The current I drawn from the 5 volt source will be:

• A. 0.17 A
• B. 0.38 A
• C. 0.5 A
• D. 0.67 A

Hint:

When analyzing circuits, always simplify resistances step by step, starting with series and parallel combinations before applying Ohm's law.

Answer 1

The Correct Option is B

In this circuit, we have a combination of resistors. First, we need to find the total resistance in the circuit.
The two resistors, \( 10 \, \Omega \) and \( 20 \, \Omega \), are in series, so the total resistance for this part of the circuit is: \[ R_{\text{series}} = 10 \, \Omega + 20 \, \Omega = 30 \, \Omega \] Now, this combined resistance is in parallel with the \( 10 \, \Omega \) resistor.

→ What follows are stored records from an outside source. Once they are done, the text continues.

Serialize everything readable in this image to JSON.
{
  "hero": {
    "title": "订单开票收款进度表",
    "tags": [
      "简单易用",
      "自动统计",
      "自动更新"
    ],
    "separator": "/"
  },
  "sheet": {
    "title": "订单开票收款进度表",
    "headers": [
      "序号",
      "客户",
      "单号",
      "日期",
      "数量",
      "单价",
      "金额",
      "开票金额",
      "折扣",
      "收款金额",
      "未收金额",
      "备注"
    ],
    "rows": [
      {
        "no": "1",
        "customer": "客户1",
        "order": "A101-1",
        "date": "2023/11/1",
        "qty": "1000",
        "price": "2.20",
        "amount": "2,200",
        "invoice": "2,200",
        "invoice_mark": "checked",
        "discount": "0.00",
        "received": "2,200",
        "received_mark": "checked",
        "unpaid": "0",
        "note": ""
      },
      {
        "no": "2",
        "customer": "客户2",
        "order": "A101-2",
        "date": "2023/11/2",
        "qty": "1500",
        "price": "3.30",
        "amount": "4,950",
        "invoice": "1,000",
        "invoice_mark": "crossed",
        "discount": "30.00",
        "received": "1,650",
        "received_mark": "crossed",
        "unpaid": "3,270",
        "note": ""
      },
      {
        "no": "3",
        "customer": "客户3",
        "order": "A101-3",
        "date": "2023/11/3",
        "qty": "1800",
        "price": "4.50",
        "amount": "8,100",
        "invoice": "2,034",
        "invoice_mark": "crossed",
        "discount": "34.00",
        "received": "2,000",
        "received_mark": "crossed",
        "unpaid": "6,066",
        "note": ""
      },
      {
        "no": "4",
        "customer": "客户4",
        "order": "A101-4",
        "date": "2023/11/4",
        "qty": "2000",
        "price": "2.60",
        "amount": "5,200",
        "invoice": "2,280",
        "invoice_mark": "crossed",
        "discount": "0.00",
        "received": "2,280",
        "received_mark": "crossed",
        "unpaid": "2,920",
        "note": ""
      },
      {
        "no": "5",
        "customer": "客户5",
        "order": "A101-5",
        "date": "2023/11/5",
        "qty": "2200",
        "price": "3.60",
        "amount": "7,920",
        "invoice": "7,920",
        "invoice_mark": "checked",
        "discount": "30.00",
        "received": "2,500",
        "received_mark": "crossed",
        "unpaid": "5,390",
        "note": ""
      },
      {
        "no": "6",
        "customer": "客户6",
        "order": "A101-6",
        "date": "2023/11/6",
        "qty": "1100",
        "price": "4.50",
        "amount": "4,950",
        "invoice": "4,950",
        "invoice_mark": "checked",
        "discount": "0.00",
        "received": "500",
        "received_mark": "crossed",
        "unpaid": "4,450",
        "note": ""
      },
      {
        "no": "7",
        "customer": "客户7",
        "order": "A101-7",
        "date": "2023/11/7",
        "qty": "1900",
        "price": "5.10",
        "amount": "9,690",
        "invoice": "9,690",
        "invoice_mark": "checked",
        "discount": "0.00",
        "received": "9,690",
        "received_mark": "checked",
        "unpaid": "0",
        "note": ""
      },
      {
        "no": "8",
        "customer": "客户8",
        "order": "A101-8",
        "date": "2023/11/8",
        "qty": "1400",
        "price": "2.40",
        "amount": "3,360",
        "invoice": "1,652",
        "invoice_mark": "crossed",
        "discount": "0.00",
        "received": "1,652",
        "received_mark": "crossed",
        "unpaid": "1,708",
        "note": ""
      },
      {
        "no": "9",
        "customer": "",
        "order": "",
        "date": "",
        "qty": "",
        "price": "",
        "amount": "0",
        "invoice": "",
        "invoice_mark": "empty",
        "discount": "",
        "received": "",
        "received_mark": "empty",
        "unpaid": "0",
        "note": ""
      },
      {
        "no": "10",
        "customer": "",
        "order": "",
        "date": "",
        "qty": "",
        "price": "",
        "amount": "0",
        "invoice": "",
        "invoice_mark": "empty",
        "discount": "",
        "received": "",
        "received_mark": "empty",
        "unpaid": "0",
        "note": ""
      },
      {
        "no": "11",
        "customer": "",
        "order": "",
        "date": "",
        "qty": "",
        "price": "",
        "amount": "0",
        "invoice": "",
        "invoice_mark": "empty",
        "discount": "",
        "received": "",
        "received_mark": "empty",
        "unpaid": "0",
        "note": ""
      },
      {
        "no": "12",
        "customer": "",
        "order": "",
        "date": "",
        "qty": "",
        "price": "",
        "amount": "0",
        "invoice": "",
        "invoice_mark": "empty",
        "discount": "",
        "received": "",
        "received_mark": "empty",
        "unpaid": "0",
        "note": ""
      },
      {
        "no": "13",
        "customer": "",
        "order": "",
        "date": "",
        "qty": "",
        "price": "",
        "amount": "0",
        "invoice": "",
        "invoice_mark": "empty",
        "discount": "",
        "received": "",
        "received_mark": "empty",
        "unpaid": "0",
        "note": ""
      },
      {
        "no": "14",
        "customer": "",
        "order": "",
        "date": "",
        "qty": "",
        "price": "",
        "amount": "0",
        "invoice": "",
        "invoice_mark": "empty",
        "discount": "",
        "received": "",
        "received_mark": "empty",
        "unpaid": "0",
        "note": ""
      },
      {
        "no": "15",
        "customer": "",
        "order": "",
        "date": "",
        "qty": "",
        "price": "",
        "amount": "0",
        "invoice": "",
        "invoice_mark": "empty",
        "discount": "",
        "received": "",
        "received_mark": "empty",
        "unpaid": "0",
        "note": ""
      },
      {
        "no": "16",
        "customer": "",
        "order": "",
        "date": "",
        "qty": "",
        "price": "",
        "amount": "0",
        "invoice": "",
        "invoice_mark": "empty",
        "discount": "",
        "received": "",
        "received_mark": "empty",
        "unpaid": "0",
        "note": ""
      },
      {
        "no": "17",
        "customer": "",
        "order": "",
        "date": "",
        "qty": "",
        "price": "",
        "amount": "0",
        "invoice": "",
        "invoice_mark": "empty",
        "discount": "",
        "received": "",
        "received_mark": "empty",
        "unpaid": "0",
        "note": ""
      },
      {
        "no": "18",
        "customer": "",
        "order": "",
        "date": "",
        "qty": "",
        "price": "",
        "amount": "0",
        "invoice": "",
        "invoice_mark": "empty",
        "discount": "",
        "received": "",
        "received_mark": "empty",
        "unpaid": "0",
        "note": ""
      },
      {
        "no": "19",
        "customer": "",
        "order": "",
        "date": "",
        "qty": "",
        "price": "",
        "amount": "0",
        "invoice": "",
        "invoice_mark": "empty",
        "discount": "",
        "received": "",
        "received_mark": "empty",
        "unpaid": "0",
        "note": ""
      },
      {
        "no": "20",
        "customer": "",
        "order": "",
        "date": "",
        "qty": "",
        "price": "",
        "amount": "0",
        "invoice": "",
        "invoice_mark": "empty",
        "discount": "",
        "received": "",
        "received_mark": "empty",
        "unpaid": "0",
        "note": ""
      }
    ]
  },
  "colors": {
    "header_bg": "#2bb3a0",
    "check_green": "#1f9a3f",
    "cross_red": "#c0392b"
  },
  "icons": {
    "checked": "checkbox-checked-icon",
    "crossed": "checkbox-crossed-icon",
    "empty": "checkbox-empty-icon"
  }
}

To find the total resistance of these parallel resistors, we use the formula for parallel resistance: \[ \frac{1}{R_{\text{parallel}}} = \frac{1}{R_{\text{series}}} + \frac{1}{R_{\text{10}}} \] \[ \frac{1}{R_{\text{parallel}}} = \frac{1}{30} + \frac{1}{10} \] \[ \frac{1}{R_{\text{parallel}}} = \frac{1 + 3}{30} = \frac{4}{30} \] \[ R_{\text{parallel}} = \frac{30}{4} = 7.5 \, \Omega \] Now, the total resistance in the circuit is \( R_{\text{parallel}} = 7.5 \, \Omega \). Using Ohm’s Law, the total current \( I \) drawn from the 5 volt source is given by: \[ I = \frac{V}{R} \] \[ I = \frac{5 \, \text{V}}{7.5 \, \Omega} = 0.67 \, \text{A} \] Thus, the current drawn from the source is 0.67 A.